Pernah menjabat Ketua Komite Sastra Dewan Kesenian Surabaya (DKS) Periode
1998-2003. Tulisan-tulisannya berupa crita cerkak (cerpen), artikel budaya, cerita
rakyat, cerita anak-anak, tersebar di berbagai media. Sedangkan sejumlah buku
karyanya, diantaranya: Kitir Tengah Wengi (1998). Crita Saka Tlatah Wetan
(guritan, 1999) Medhitasi Alang-Alang (kumpula guritan) 2004, Menak Sopal dan
Budaya Putih (cerita anak, Citra Jaya Murti, 1997), Crita Rakyat Saka Trenggalek
(Grasindo, 2008), dan kumpulan guritan “Bocah Cilik Diuber Srengenge”. (CDS,
2011), buku ceritera rakyat,”Dredah ing Padhepokan Sukma Ilang (Paramarta,
2013).”, serta puluhan antologi bersama, baik berupa guritan, puisi dan lain-lain.
Beberapa penghargaan diantaranya:
1. Juara I Naskah Guritan, Depdikbud Jawa Timur, 1996.
2. Buku kumpulan guritan “Layang Saka Paran” mendapatkan
penghargaan Sastra Rancage tahun 2000.
3. Juara I Naskah Dongeng Tingkat Nasional yang di adakan Sanggar
Sastra Jawa Yogyakarta (SSJY) 2002.
4. Penghargaan Seniman Berprestasi dari Gubernur Jawa Timur (2004),
kemudian dipercaya masuk Tim Penghargaan Seniman Jawa Timur
(2005-2008).
5. Juara 2 penulisan Cerpen Bernafaskan Panji, Dewan Kesenian Jatim-
Dewan Kesenian Jombang, tahun 2010.
6. Budang jurnalistik, karya tulisnya pernah mendapatkan Juara I
Jurnalistik Perkoperasian, Departemen koperasi Jawa Timur tahun
1993. Sedangkan karya tulis Jurnalistik Pariwisata Departemen
Pariwisatta Propinsi Jawa Timur, sejak tahun 2008-sampai sekarang
telah 5 kali mendapatkan kejuaraan.
Disamping sebagai penulis lepas bidang budaya juga sering dipercaya
sebagai pembicara atau pemakalah, pemateri workshop dongeng, guritan, dan juga
pengamat di berbagai lomba. Tinggal di Sukolegok, RT 13 RW 05, Desa Suko,
Kec. Sukodono, Kab. Sidoarjo. Email: [email protected], Telp. 031
7870475, HP.081803048066.
Lampiran 2: Bukti Wawancara Pengarang (Daftar Pertanyaan dan Jawaban)
1. Bagaimanakah latar belakang kepengarangan Bapak yang meliputi sejak
kapan mulai mengarang? Bentuk tulisan apa saja yang pernah dibuat?
Jawaban: Sejak SMP tahun 80-an saya mulai belajar menulis di awali
dari cerita anak-anak, karena orang tua berlanggan majalah berbahasa
Jawa, saya belajar menulis guritan dan crita remaja. Baru tahun 1996
ketika kuliah di Surabaya karya berupa guritan, crita cerkak, cerita anak,
artikel budaya dimuat di berbagai media bahasa Jawa dan Indonesia.
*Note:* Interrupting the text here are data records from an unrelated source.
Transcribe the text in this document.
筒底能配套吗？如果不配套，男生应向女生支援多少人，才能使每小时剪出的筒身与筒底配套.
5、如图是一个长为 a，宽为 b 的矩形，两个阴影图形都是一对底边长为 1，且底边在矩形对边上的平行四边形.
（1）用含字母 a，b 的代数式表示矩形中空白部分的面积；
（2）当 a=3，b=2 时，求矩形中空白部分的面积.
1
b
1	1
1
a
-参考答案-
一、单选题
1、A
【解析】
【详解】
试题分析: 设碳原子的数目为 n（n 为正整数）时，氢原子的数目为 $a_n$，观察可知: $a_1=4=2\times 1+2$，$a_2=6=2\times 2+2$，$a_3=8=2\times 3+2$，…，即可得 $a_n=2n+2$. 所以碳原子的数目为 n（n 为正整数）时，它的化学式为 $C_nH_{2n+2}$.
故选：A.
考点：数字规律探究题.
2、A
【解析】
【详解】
2. Sejak kapan guritan Medhitasi Alang-Alang ini ditulis?
Jawaban:Guritan dalam kumpulan Medhitasi Alang-Alangmerupakan
guritan yang bertitimangs atau ditulis tahun 200-2004.
3. Mengapa antologi guritan tersebut diberi judul Medhitasi alang-Alang?
Jawaban:Judul Medhitasi Alang-Alang mengambil salah satu judul
guritan yang ada di buku ini.
4. Apakah makna harfiah dari judul Medhitasi Alang-Alang tersebut?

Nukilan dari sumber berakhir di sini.